Kenny's research efforts are focused specifically on smokers who try to quit, but just keep relapsing. Obvious alert: That's not uncommon. According to Scripps, 80 percent of smokers who try kicking the habit end up relapsing.
By blocking a chain of amino acids known as hypocretin-1, Kenny thinks smokers will lose the craving to suck down a bunch of cancer sticks. It has worked in animals, so there's a chance the approach can be modified for humans.
What's interesting about Kenny's approach is that not only did it cut down on nicotine use among animals, it actually made the admittedly awesome "stimulatory effects" of tobacco less rewarding in the test subjects' brains.
But what about all those gums and patches? Or those drugs like Chantix?
Kenny tells New Times that they're effective, but that their "level of effectiveness is very low."
Also, Chantix and similar drugs carry some pretty severe side effects. There are even a few lawsuits involving people who went bananas after taking the drug.

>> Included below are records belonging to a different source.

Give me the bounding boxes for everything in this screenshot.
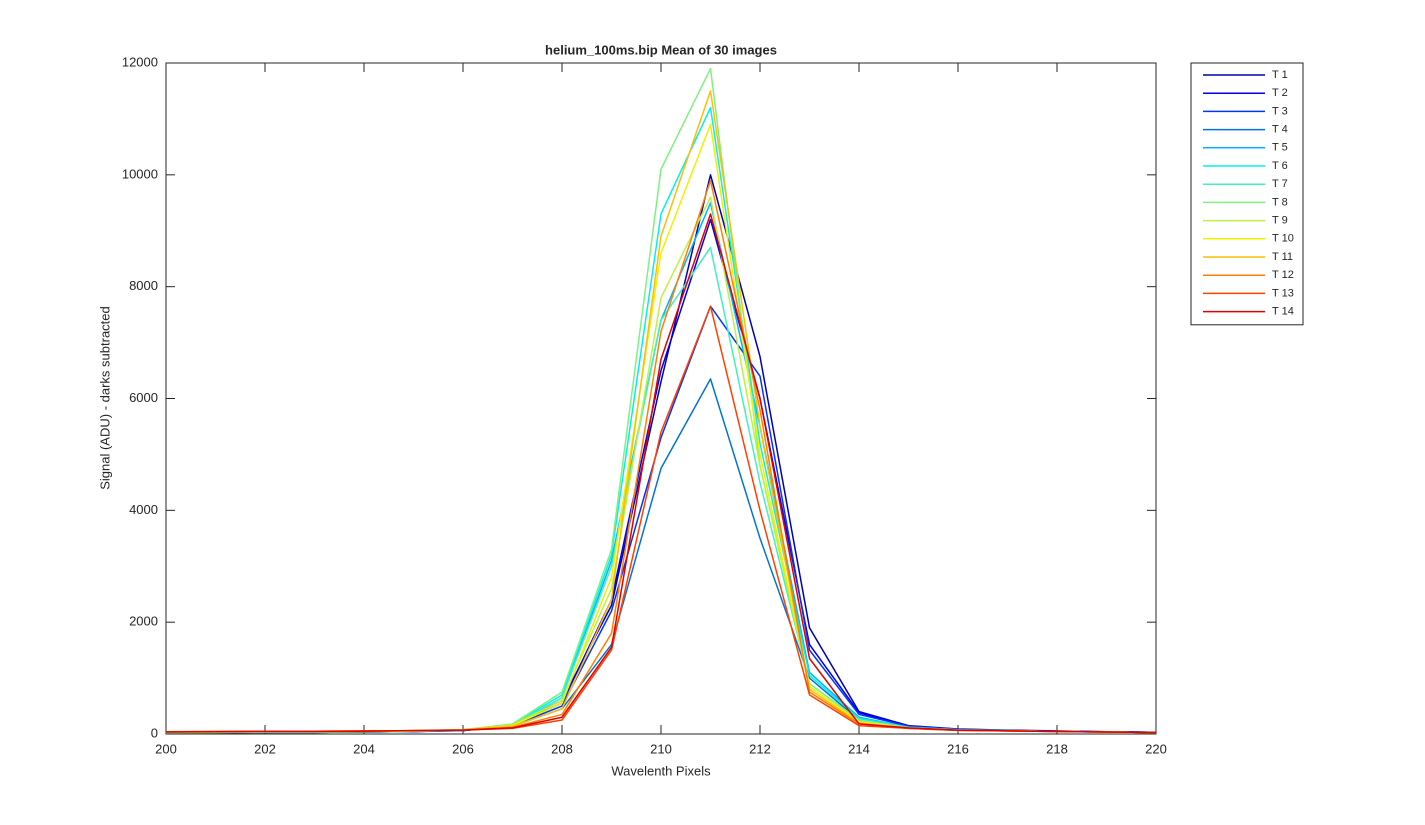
y-tick-label: 6000 bbox=[129, 390, 158, 405]
legend-label: T 12 bbox=[1272, 269, 1294, 281]
legend-label: T 14 bbox=[1272, 306, 1294, 318]
legend-label: T 3 bbox=[1272, 105, 1288, 117]
legend-label: T 1 bbox=[1272, 69, 1288, 81]
x-tick-label: 200 bbox=[155, 741, 177, 756]
legend-label: T 9 bbox=[1272, 215, 1288, 227]
legend-label: T 4 bbox=[1272, 124, 1288, 136]
x-axis-label: Wavelenth Pixels bbox=[611, 763, 711, 778]
x-tick-label: 202 bbox=[254, 741, 276, 756]
x-tick-label: 212 bbox=[749, 741, 771, 756]
x-tick-label: 218 bbox=[1046, 741, 1068, 756]
plot-area bbox=[165, 62, 1157, 735]
legend-label: T 7 bbox=[1272, 178, 1288, 190]
x-tick-label: 220 bbox=[1145, 741, 1167, 756]
legend-label: T 8 bbox=[1272, 196, 1288, 208]
y-tick-label: 12000 bbox=[122, 54, 158, 69]
y-tick-label: 8000 bbox=[129, 278, 158, 293]
x-tick-label: 216 bbox=[947, 741, 969, 756]
y-axis-label: Signal (ADU) - darks subtracted bbox=[97, 306, 112, 490]
x-tick-label: 204 bbox=[353, 741, 375, 756]
x-tick-label: 208 bbox=[551, 741, 573, 756]
y-tick-label: 10000 bbox=[122, 166, 158, 181]
legend-label: T 13 bbox=[1272, 287, 1294, 299]
series-line bbox=[165, 213, 1157, 734]
legend-label: T 5 bbox=[1272, 142, 1288, 154]
x-tick-label: 206 bbox=[452, 741, 474, 756]
legend-label: T 11 bbox=[1272, 251, 1293, 263]
legend-label: T 10 bbox=[1272, 233, 1294, 245]
x-tick-label: 210 bbox=[650, 741, 672, 756]
x-tick-label: 214 bbox=[848, 741, 870, 756]
chart-title: helium_100ms.bip Mean of 30 images bbox=[545, 42, 777, 57]
y-tick-label: 4000 bbox=[129, 502, 158, 517]
legend-label: T 2 bbox=[1272, 87, 1288, 99]
y-tick-label: 0 bbox=[151, 725, 158, 740]
legend-box bbox=[1190, 62, 1304, 326]
legend-label: T 6 bbox=[1272, 160, 1288, 172]
y-tick-label: 2000 bbox=[129, 614, 158, 629]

Kenny points out that the hypocretin-1 receptors don't just affect tobacco cravings, but influence our desires for all types of vices, including opiates, cocaine, and binge eating.
The research is in its very early stages, so it's unclear whether any of this will pan out as compounds are developed and tests advance. But anything that leads to a better understanding of addictions and abuse is a worthy venture.